Which relates to a book I’ve just finished reading called Liberty: The Lives and Times of Six Women in Revolutionary France by Lucy Moore. I was expecting it to be a book essentially looking at six women, all very different, and their experiences in the French Revolution. However, what I got was so much more than that. Alongside the bios – and they were really interesting women, all of them – I got a full history of the Revolution itself, almost entirely from the point of view of women. And the really, really cool thing is that it totally, totally worked.
Women were involved at every level of the Revolution. It was working-class women who marched on the palace in 1789 and scared the king and queen terribly. Women were involved in planning and suggesting policy in the convention’s various incarnations, and getting it passed too, thanks to both direct action on the streets and more indirect action in the various salons. Women were directly impacted, of course, by changes made to the laws – although they were not accorded citizenship rights under the great Declaration – and, perhaps more interestingly, perhaps stereotypically, but nonetheless dramatically, fashion was also of huge importance. Especially in the streets of Paris, what you wore was an immediate sign of your allegiances. In a world where there were laws about how could wear what, having women on the street insisting that everyone wear the revolutionary cockade was pretty influential. As was when aristocratic women, formerly the paragons of incredibly expensive haute couture, wore clothes that wouldn’t look out of place on a sans coulotte.
The women under investigation were Germaine de Stael, Pauline Leon, Theroigne de Mericourt, Theresia de Fontenay, Manon Roland and Juliette Recamier (all names missing accents, since I can’t figure out how to add them in). Leon is perhaps the most interesting, in some ways, because she was the most definitely working-class. I had come across her (and Mme Roland) in Marge Piercy’s City of Darkness, City of Light – daughter of a chocolate maker, active on the streets and probably in violence. Mericourt had probably been a courtesan, and was also immensely visible on the streets. The other four were all basically aristocrats, on various levels and with differing views on politics – what they wanted to get out of politics, and how they went about doing it.
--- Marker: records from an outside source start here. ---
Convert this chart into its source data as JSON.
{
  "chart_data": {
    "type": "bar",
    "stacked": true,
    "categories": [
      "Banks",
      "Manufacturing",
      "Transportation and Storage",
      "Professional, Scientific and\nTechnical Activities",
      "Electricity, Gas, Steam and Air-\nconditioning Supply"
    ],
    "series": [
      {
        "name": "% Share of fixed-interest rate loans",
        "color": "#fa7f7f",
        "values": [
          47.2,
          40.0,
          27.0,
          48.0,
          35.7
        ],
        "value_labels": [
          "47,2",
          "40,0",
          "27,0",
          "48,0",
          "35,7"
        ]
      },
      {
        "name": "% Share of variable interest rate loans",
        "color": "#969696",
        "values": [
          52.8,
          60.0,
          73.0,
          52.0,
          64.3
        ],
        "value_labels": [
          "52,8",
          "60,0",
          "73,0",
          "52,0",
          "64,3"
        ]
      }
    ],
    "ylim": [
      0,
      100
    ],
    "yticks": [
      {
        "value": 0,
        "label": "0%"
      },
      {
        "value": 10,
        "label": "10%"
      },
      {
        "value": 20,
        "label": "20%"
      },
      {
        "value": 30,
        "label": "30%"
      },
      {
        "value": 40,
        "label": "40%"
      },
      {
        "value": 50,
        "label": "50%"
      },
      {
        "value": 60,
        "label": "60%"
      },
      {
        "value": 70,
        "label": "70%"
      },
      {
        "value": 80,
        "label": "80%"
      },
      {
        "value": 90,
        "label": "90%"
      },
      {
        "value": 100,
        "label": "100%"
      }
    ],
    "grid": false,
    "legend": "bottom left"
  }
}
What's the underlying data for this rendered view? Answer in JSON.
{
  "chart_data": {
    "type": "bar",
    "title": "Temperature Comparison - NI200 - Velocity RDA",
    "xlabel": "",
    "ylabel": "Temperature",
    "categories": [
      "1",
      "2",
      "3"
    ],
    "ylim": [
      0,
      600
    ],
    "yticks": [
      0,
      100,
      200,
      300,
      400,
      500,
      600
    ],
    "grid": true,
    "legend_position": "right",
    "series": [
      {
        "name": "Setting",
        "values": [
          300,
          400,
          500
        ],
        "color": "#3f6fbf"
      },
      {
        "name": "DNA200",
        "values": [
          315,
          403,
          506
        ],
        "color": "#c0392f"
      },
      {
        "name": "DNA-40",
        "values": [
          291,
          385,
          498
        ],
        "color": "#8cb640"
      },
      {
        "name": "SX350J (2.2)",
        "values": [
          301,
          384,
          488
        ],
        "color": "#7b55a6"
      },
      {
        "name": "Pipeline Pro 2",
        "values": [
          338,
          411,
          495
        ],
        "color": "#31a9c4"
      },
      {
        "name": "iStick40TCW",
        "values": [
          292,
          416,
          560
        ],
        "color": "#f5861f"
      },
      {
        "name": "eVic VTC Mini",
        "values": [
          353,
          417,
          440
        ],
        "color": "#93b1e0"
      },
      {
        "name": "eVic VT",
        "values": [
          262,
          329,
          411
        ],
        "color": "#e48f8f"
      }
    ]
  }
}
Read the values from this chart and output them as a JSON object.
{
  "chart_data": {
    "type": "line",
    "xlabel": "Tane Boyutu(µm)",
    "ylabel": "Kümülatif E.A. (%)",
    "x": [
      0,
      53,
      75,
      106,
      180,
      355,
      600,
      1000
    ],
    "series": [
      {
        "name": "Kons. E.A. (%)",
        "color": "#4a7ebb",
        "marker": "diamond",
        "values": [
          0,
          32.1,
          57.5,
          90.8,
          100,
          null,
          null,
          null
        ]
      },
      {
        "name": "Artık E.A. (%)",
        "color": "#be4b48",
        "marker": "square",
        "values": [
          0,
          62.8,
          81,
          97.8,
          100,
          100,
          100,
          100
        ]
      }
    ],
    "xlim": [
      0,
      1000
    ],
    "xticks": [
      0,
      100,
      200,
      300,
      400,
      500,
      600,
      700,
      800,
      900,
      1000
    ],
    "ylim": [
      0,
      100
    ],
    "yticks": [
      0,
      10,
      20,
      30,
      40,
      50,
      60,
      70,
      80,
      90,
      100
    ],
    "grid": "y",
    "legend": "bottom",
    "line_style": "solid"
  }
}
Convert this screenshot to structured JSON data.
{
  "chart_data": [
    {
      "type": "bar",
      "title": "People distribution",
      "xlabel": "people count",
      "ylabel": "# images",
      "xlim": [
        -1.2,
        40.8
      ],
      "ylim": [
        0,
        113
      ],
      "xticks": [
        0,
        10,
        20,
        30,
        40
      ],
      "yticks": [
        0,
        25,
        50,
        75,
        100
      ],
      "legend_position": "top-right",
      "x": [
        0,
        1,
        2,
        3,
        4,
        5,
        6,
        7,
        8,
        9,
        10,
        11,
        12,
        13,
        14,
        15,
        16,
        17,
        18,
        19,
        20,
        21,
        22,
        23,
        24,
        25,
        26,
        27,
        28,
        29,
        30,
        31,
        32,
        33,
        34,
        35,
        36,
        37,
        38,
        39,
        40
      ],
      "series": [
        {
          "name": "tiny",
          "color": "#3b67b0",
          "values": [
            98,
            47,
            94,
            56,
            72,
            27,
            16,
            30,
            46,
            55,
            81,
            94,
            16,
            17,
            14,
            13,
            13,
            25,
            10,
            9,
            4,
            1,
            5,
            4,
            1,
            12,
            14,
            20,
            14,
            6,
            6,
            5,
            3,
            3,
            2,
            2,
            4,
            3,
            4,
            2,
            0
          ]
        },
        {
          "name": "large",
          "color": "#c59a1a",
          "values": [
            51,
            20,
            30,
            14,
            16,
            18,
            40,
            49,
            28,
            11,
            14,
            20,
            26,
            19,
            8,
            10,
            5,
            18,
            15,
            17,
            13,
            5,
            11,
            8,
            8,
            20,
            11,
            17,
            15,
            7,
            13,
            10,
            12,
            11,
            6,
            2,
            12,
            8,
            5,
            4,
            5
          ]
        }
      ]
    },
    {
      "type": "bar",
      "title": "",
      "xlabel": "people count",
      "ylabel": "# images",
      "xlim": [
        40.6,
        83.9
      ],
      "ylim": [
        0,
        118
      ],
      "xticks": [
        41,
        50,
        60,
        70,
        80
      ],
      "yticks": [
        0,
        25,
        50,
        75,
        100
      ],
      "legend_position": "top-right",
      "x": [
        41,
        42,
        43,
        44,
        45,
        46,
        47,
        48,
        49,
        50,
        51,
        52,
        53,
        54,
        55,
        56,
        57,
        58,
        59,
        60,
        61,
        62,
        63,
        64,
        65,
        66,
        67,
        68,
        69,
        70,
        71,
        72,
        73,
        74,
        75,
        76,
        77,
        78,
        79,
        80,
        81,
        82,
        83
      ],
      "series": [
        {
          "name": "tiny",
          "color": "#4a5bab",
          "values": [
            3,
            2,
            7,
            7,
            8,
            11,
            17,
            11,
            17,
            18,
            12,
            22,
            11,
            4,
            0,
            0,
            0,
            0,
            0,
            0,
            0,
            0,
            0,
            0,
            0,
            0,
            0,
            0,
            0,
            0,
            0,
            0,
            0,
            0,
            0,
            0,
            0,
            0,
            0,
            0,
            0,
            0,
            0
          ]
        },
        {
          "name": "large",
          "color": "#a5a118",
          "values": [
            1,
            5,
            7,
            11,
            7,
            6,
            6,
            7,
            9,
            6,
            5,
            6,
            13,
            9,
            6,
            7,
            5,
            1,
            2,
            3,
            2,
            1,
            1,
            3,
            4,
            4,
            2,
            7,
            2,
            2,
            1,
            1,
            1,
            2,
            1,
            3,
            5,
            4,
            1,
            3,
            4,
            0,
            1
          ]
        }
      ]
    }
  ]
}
Each chapter is based around one woman, but Moore weaves so skilfully that she keeps the larger story of the Revolution moving, and brings in the narratives of the other women as well. It’s a marvellously well-written book, which I thoroughly enjoyed – even though I was reading it for school! – and it’s now covered in (appropriately pink!!) comments in the margins. Hugely recommended to anyone interested in the French Revolution or women in history more generally.